Слово гонит слово, мысль гонит мысль. И долой отдых, и долой еду! Ничего больше не нужно. Так хорошо становится: чувствуешь себя уверенно, мысли текут свободно, без понуждения. И я пишу. Курю и пишу. Сердце бьется и звенит, как колокол. Давно пора отдохнуть, но я пишу. Чувствую, что вот-вот, иссякший и обессиленный, рухну на письменный стол. Уже не хватает физических сил. Но так много образов, творческой энергии. Отрываю себя от стола, а уснуть не могу. Ворочаюсь с боку на бок. И в голову лезут обрывки каких-то фраз, строки, рифмы. И я боюсь, действительно боюсь заболеть. Чувства и разум напряжены до предела, как струны. Достаточно легчайшего прикосновения, и они могут лопнуть. Засыпаю. И во сне вижу эти же строки, строфы, ритмы… А на другое утро пишется еще лучше. И на третье. Я все еще болен. Меня лихорадит… Но вот все проходит. И вдруг — пустота. Абсолютная пустота. Пытаешься писать — рождаются какие-то беспомощные, сухие фразы. И понимаешь, что это уже не творчество. Без вдохновенья. Без любви. Механическая работа. Версификация. Никакой поэзии. И это великая мука… Переболел — и снова спокойный, нормальный человек. Даже слишком спокойный, потому что опустошенный… Не щадите своего сердца, поэты!»50 Чюрлёнис был из тех, кто не щадит сердца.
Композиция. 1909
Но подвижничество не может тянуться вечно. Резервы иссякали. Он давно уже не отличался крепким здоровьем Теперь организм не выдерживал опустошающего напряжения творческих сил и каждодневного самоограничения. «Что же, я заплатил жизнью за свою работу, и она стоила мне половины моего рассудка». — мог бы сказать Чюрлёнис словами предсмертного письма Ван Гога.

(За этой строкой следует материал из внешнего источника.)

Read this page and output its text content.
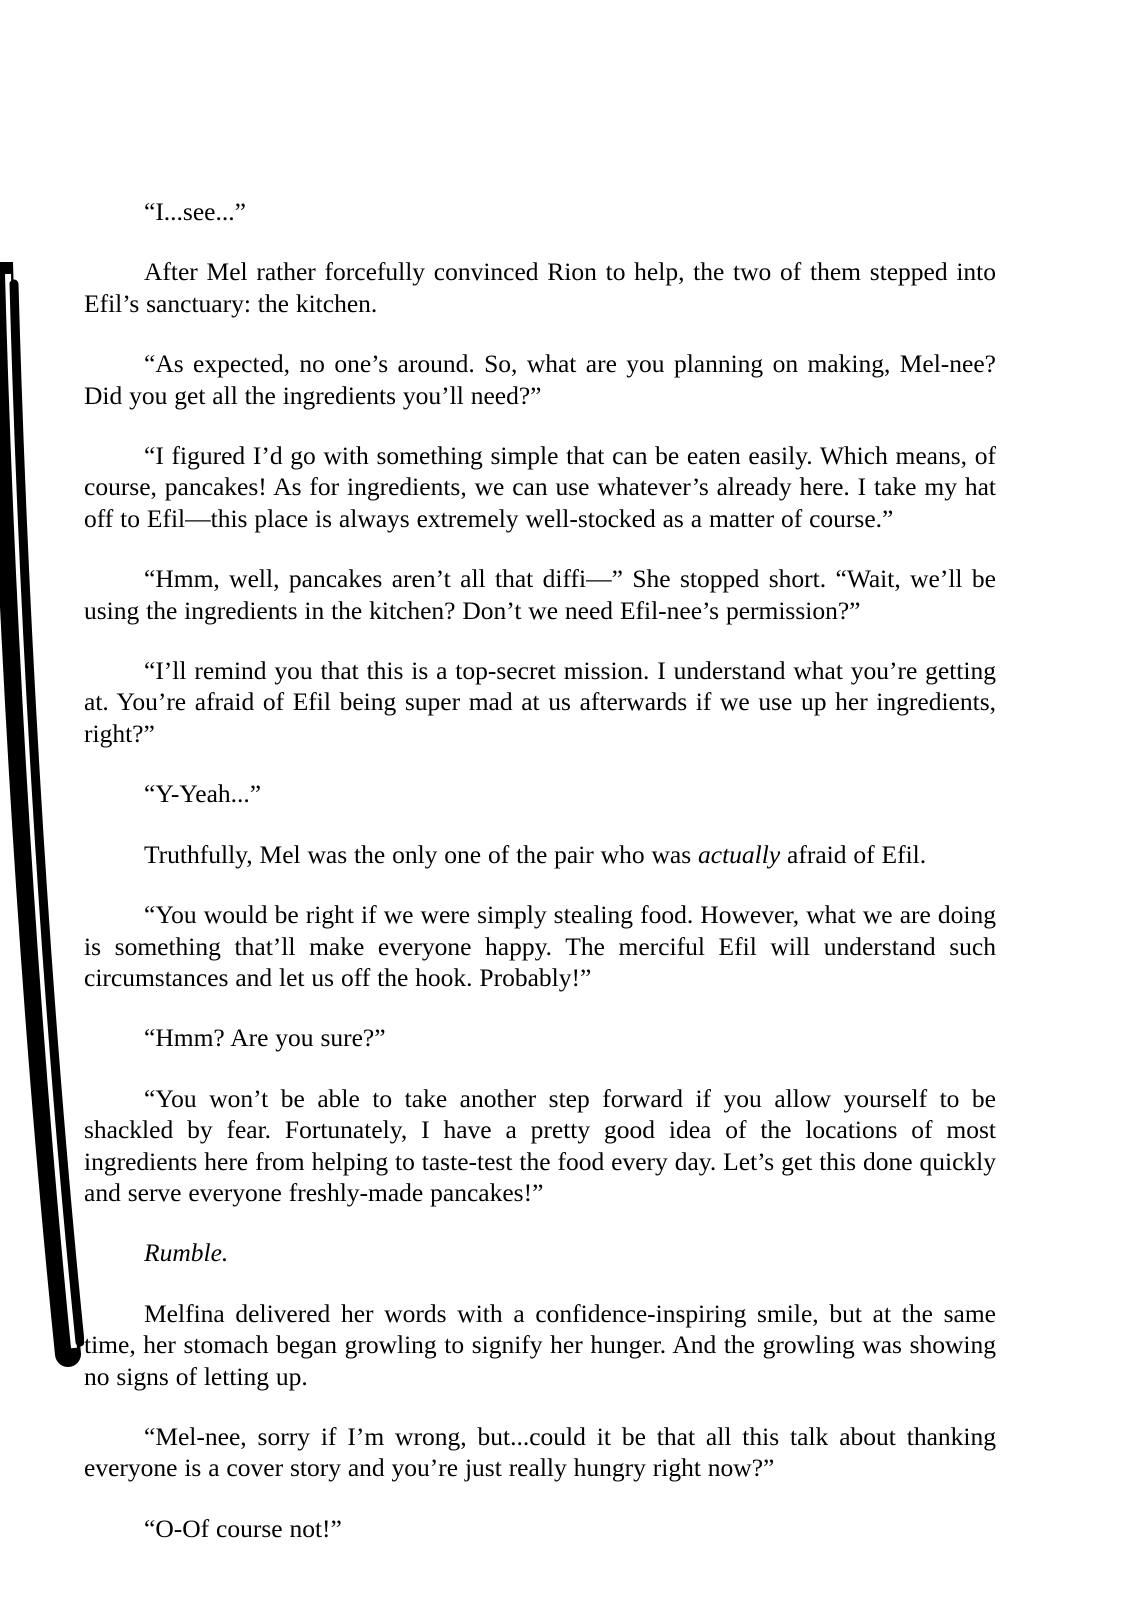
“I...see...”

After Mel rather forcefully convinced Rion to help, the two of them stepped into Efil’s sanctuary: the kitchen.

“As expected, no one’s around. So, what are you planning on making, Mel-nee? Did you get all the ingredients you’ll need?”

“I figured I’d go with something simple that can be eaten easily. Which means, of course, pancakes! As for ingredients, we can use whatever’s already here. I take my hat off to Efil—this place is always extremely well-stocked as a matter of course.”

“Hmm, well, pancakes aren’t all that diffi—” She stopped short. “Wait, we’ll be using the ingredients in the kitchen? Don’t we need Efil-nee’s permission?”

“I’ll remind you that this is a top-secret mission. I understand what you’re getting at. You’re afraid of Efil being super mad at us afterwards if we use up her ingredients, right?”

“Y-Yeah...”

Truthfully, Mel was the only one of the pair who was actually afraid of Efil.

“You would be right if we were simply stealing food. However, what we are doing is something that’ll make everyone happy. The merciful Efil will understand such circumstances and let us off the hook. Probably!”

“Hmm? Are you sure?”

“You won’t be able to take another step forward if you allow yourself to be shackled by fear. Fortunately, I have a pretty good idea of the locations of most ingredients here from helping to taste-test the food every day. Let’s get this done quickly and serve everyone freshly-made pancakes!”

Rumble.

Melfina delivered her words with a confidence-inspiring smile, but at the same time, her stomach began growling to signify her hunger. And the growling was showing no signs of letting up.

“Mel-nee, sorry if I’m wrong, but...could it be that all this talk about thanking everyone is a cover story and you’re just really hungry right now?”

“O-Of course not!”
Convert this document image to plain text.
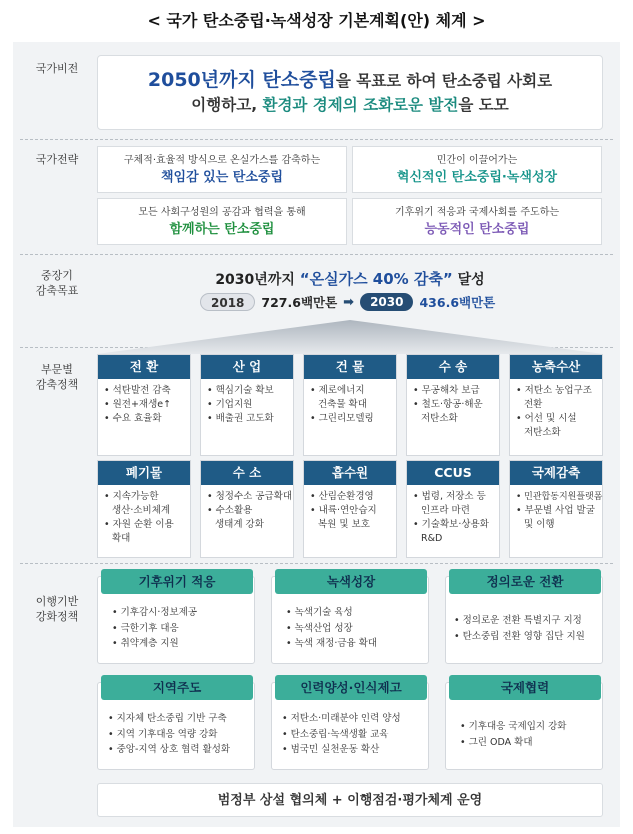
< 국가 탄소중립·녹색성장 기본계획(안) 체계 >
국가비전
국가전략
중장기
감축목표
부문별
감축정책
이행기반
강화정책
2050년까지 탄소중립을 목표로 하여 탄소중립 사회로
이행하고, 환경과 경제의 조화로운 발전을 도모
구체적·효율적 방식으로 온실가스를 감축하는
책임감 있는 탄소중립
민간이 이끌어가는
혁신적인 탄소중립·녹색성장
모든 사회구성원의 공감과 협력을 통해
함께하는 탄소중립
기후위기 적응과 국제사회를 주도하는
능동적인 탄소중립
2030년까지 “온실가스 40% 감축” 달성
2018	727.6백만톤 ➡	2030	436.6백만톤
전 환
• 석탄발전 감축
• 원전+재생e↑
• 수요 효율화
산 업
• 핵심기술 확보
• 기업지원
• 배출권 고도화
건 물
• 제로에너지
건축물 확대
• 그린리모델링
수 송
• 무공해차 보급
• 철도·항공·해운
저탄소화
농축수산
• 저탄소 농업구조
전환
• 어선 및 시설
저탄소화
폐기물
• 지속가능한
생산·소비체계
• 자원 순환 이용
확대
수 소
• 청정수소 공급확대
• 수소활용
생태계 강화
흡수원
• 산림순환경영
• 내륙·연안습지
복원 및 보호
CCUS
• 법령, 저장소 등
인프라 마련
• 기술확보·상용화
R&D
국제감축
• 민관합동지원플랫폼
• 부문별 사업 발굴
및 이행
기후위기 적응
• 기후감시·정보제공
• 극한기후 대응
• 취약계층 지원
녹색성장
• 녹색기술 육성
• 녹색산업 성장
• 녹색 재정·금융 확대
정의로운 전환
• 정의로운 전환 특별지구 지정
• 탄소중립 전환 영향 집단 지원
지역주도
• 지자체 탄소중립 기반 구축
• 지역 기후대응 역량 강화
• 중앙-지역 상호 협력 활성화
인력양성·인식제고
• 저탄소·미래분야 인력 양성
• 탄소중립·녹색생활 교육
• 범국민 실천운동 확산
국제협력
• 기후대응 국제입지 강화
• 그린 ODA 확대
범정부 상설 협의체 + 이행점검·평가체계 운영
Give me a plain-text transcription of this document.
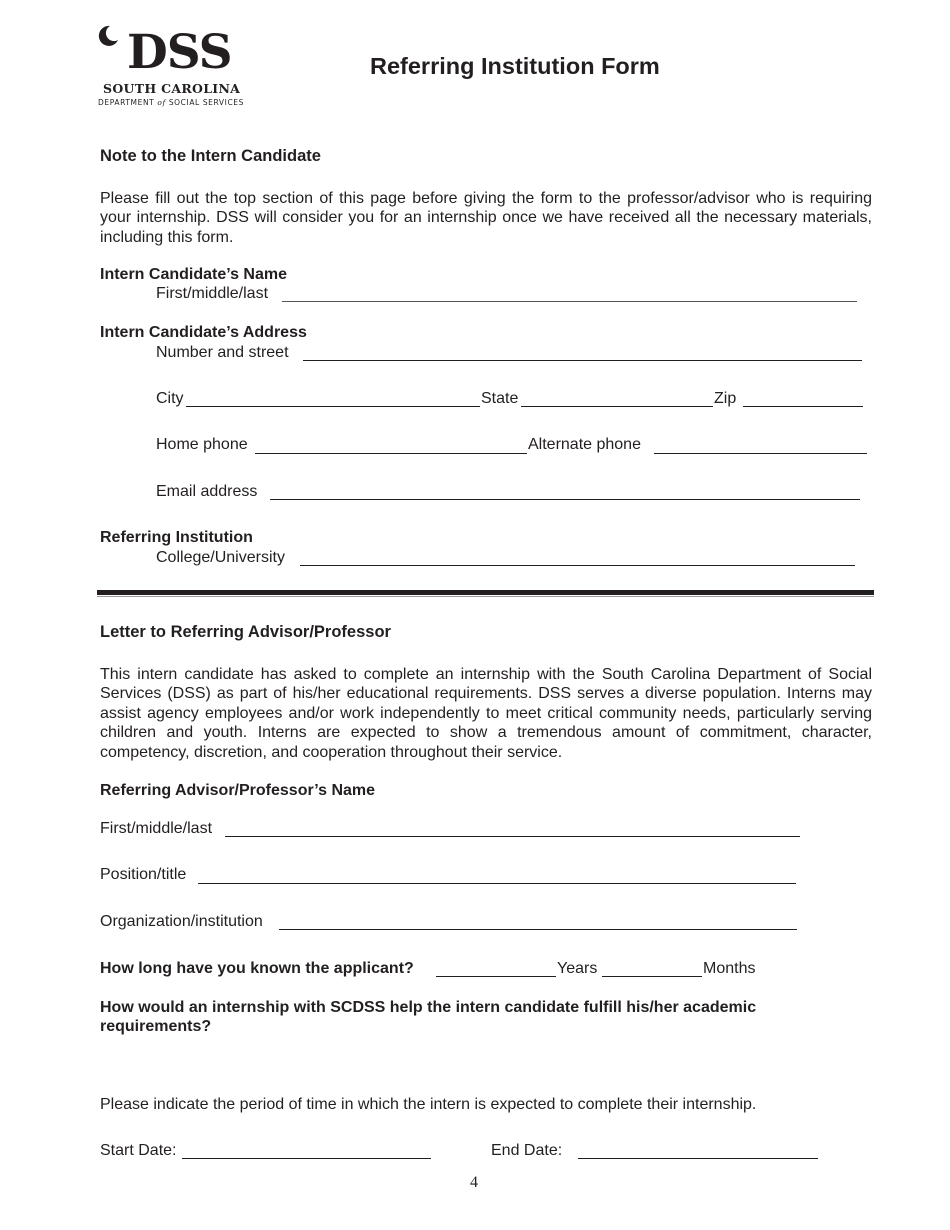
DSS
SOUTH CAROLINA
DEPARTMENT of SOCIAL SERVICES
Referring Institution Form
Note to the Intern Candidate
Please fill out the top section of this page before giving the form to the professor/advisor who is requiring your internship. DSS will consider you for an internship once we have received all the necessary materials, including this form.
Intern Candidate’s Name
First/middle/last
Intern Candidate’s Address
Number and street
City	State	Zip
Home phone	Alternate phone
Email address
Referring Institution
College/University
Letter to Referring Advisor/Professor
This intern candidate has asked to complete an internship with the South Carolina Department of Social Services (DSS) as part of his/her educational requirements. DSS serves a diverse population. Interns may assist agency employees and/or work independently to meet critical community needs, particularly serving children and youth. Interns are expected to show a tremendous amount of commitment, character, competency, discretion, and cooperation throughout their service.
Referring Advisor/Professor’s Name
First/middle/last
Position/title
Organization/institution
How long have you known the applicant?	Years	Months
How would an internship with SCDSS help the intern candidate fulfill his/her academic requirements?
Please indicate the period of time in which the intern is expected to complete their internship.
Start Date:	End Date:
4
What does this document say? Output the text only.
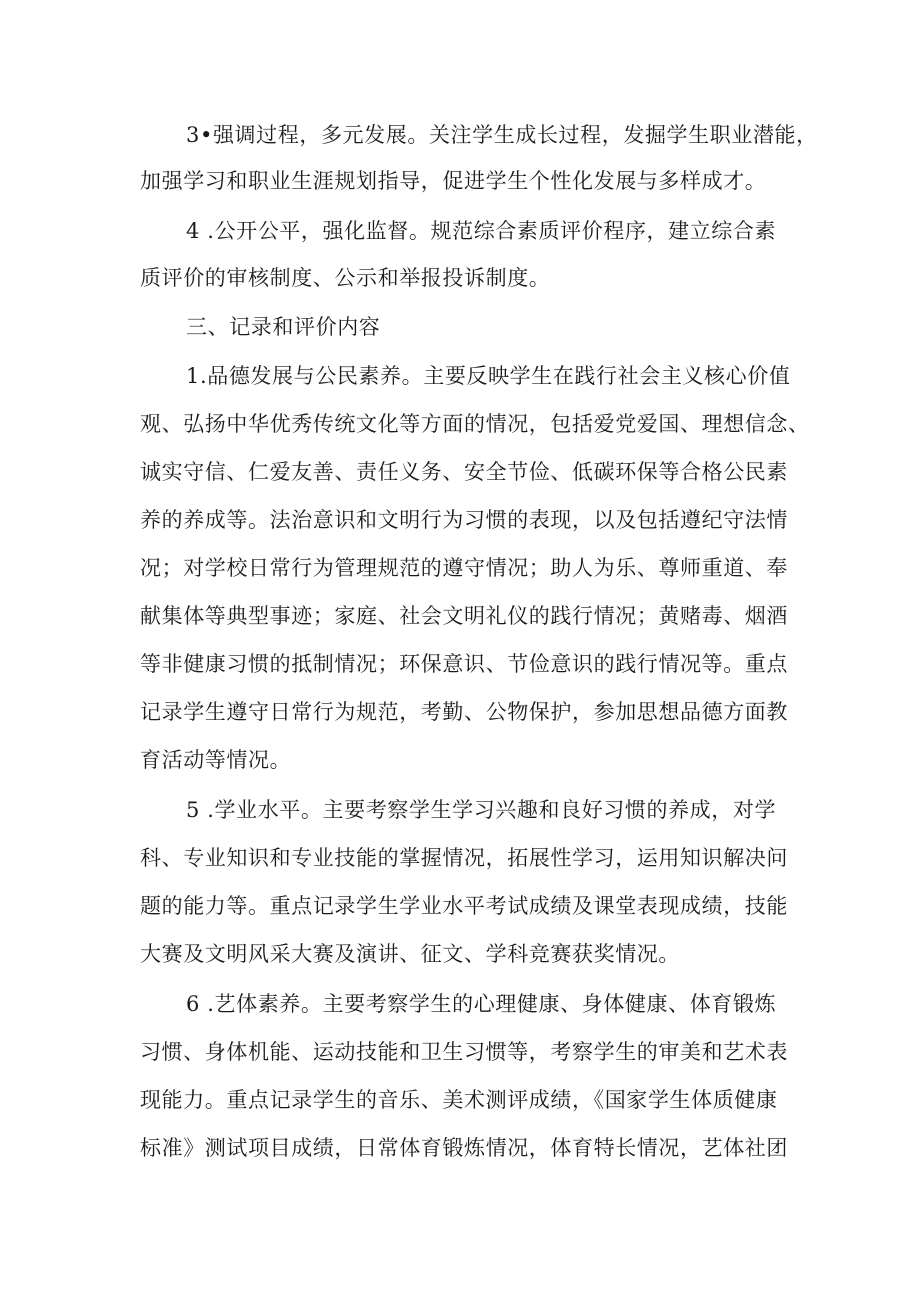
3•强调过程，多元发展。关注学生成长过程，发掘学生职业潜能，
加强学习和职业生涯规划指导，促进学生个性化发展与多样成才。
4 .公开公平，强化监督。规范综合素质评价程序，建立综合素
质评价的审核制度、公示和举报投诉制度。
三、记录和评价内容
1.品德发展与公民素养。主要反映学生在践行社会主义核心价值
观、弘扬中华优秀传统文化等方面的情况，包括爱党爱国、理想信念、
诚实守信、仁爱友善、责任义务、安全节俭、低碳环保等合格公民素
养的养成等。法治意识和文明行为习惯的表现，以及包括遵纪守法情
况；对学校日常行为管理规范的遵守情况；助人为乐、尊师重道、奉
献集体等典型事迹；家庭、社会文明礼仪的践行情况；黄赌毒、烟酒
等非健康习惯的抵制情况；环保意识、节俭意识的践行情况等。重点
记录学生遵守日常行为规范，考勤、公物保护，参加思想品德方面教
育活动等情况。
5 .学业水平。主要考察学生学习兴趣和良好习惯的养成，对学
科、专业知识和专业技能的掌握情况，拓展性学习，运用知识解决问
题的能力等。重点记录学生学业水平考试成绩及课堂表现成绩，技能
大赛及文明风采大赛及演讲、征文、学科竞赛获奖情况。
6 .艺体素养。主要考察学生的心理健康、身体健康、体育锻炼
习惯、身体机能、运动技能和卫生习惯等，考察学生的审美和艺术表
现能力。重点记录学生的音乐、美术测评成绩，《国家学生体质健康
标准》测试项目成绩，日常体育锻炼情况，体育特长情况，艺体社团
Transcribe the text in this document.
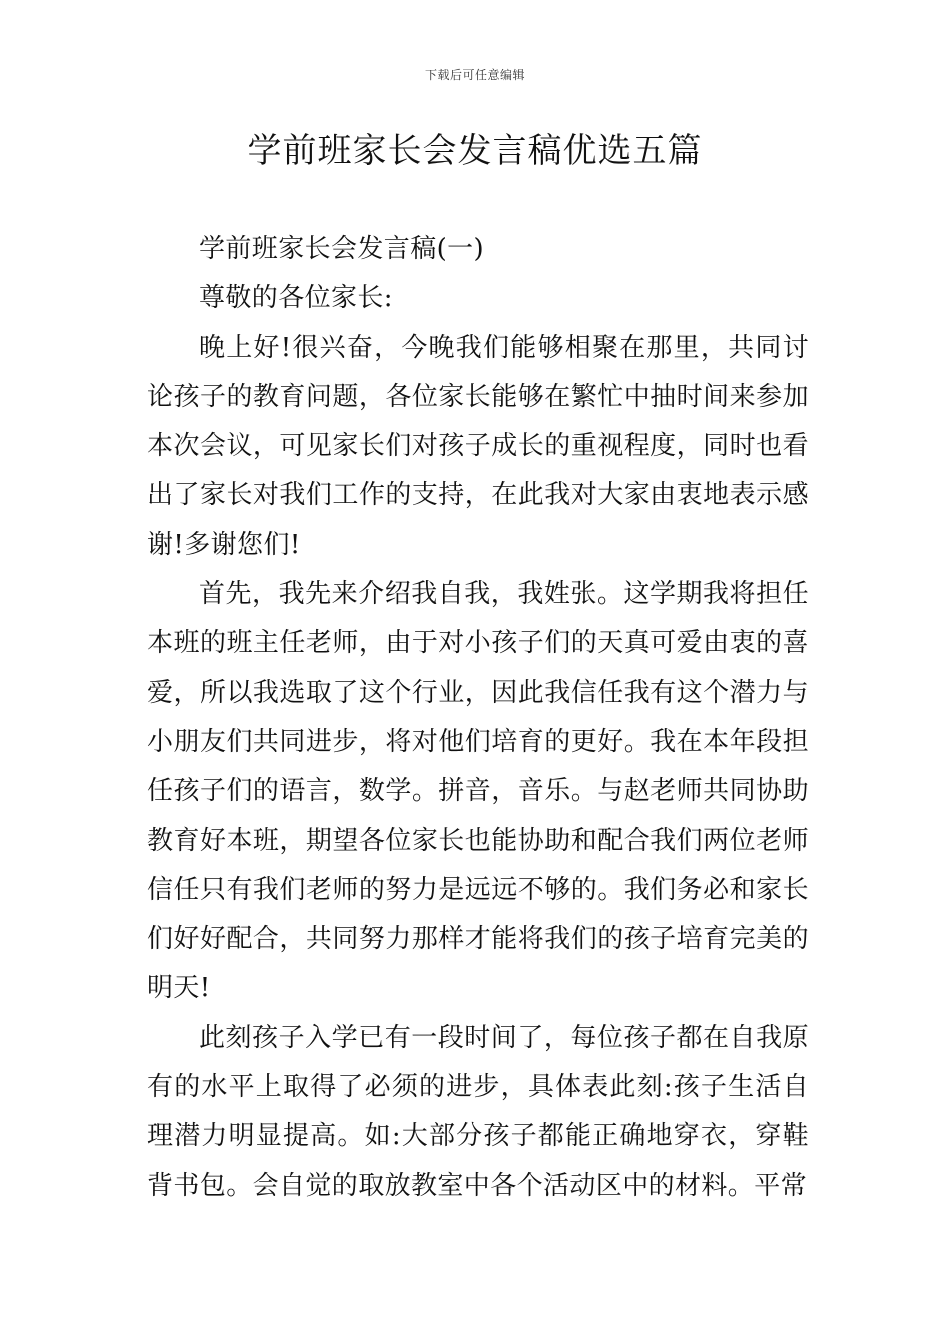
下载后可任意编辑
学前班家长会发言稿优选五篇

学前班家长会发言稿(一)

尊敬的各位家长:

晚上好!很兴奋，今晚我们能够相聚在那里，共同讨论孩子的教育问题，各位家长能够在繁忙中抽时间来参加本次会议，可见家长们对孩子成长的重视程度，同时也看出了家长对我们工作的支持，在此我对大家由衷地表示感谢!多谢您们!

首先，我先来介绍我自我，我姓张。这学期我将担任本班的班主任老师，由于对小孩子们的天真可爱由衷的喜爱，所以我选取了这个行业，因此我信任我有这个潜力与小朋友们共同进步，将对他们培育的更好。我在本年段担任孩子们的语言，数学。拼音，音乐。与赵老师共同协助教育好本班，期望各位家长也能协助和配合我们两位老师信任只有我们老师的努力是远远不够的。我们务必和家长们好好配合，共同努力那样才能将我们的孩子培育完美的明天!

此刻孩子入学已有一段时间了，每位孩子都在自我原有的水平上取得了必须的进步，具体表此刻:孩子生活自理潜力明显提高。如:大部分孩子都能正确地穿衣，穿鞋背书包。会自觉的取放教室中各个活动区中的材料。平常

Он чувствует близость страшной болезни. В его искусстве резко усиливаются ноты тревоги. Борьба света и тьмы, добра и зла, чистой мечты и трагического разочарования, солнечных лучей и ненастья, пронизывающая все творчество художника, приобретает новый оттенок. Уже раскинул зловещие крылья летучей мыши черно-зеленый демон — властелин чудовищно-величественного города, безлюдного и обреченного города каменных башен, дворцов, храмов («Демон» ).
Демон. 1908–1909
Размышления о недолговечности, непрочности счастья становятся все неотступнее. Художник выражает их в формах, близких лирическому пейзажу. Так возникает минорное раздумье «Кладбища» : солнце ушло, и на желтеющем фоне неба тоскливыми силуэтами поднимаются над невысоким холмом кресты, часовенки, деревья. Намеченная здесь тема получает развитие в картине «Жемайтийское кладбище» .
Прозрачен и чист воздух зеленовато-черной ночи над сельским кладбищем. В траве, у глухой каменной ограды — вновь одуванчики и ромашки. Но, еле различимые, скомпонованные в три ритмические группы, они выглядят теперь одинокими и обреченными, будто несмелые аккорды серебряных звуков, повисших в тиши летней ночи. За горизонталью кладбищенской ограды поднимается к небу печально умиротворенный хор темных силуэтов. В органном звучании сплетаются колеблющиеся голоса островерхих часовенок с деревянными узорами-колокольчиками, «лучезарных» жемайтийских крестов и печальных деревьев. И холодным светом мерцают над ними звезды Большой Медведицы, завершая грустную сказку о всемогущей природе и кратковременности человеческого существования.
Жемайтийское кладбище. 1909
Тончайшие градации ахроматической красочной гаммы и ритмических повторов основной минорной темы, свободная окружность, спаивающая композицию, придают картине целостность и гармоничность.
Устав от беготни по улицам большого города, я присел на скамейку, предназначенную для вестников.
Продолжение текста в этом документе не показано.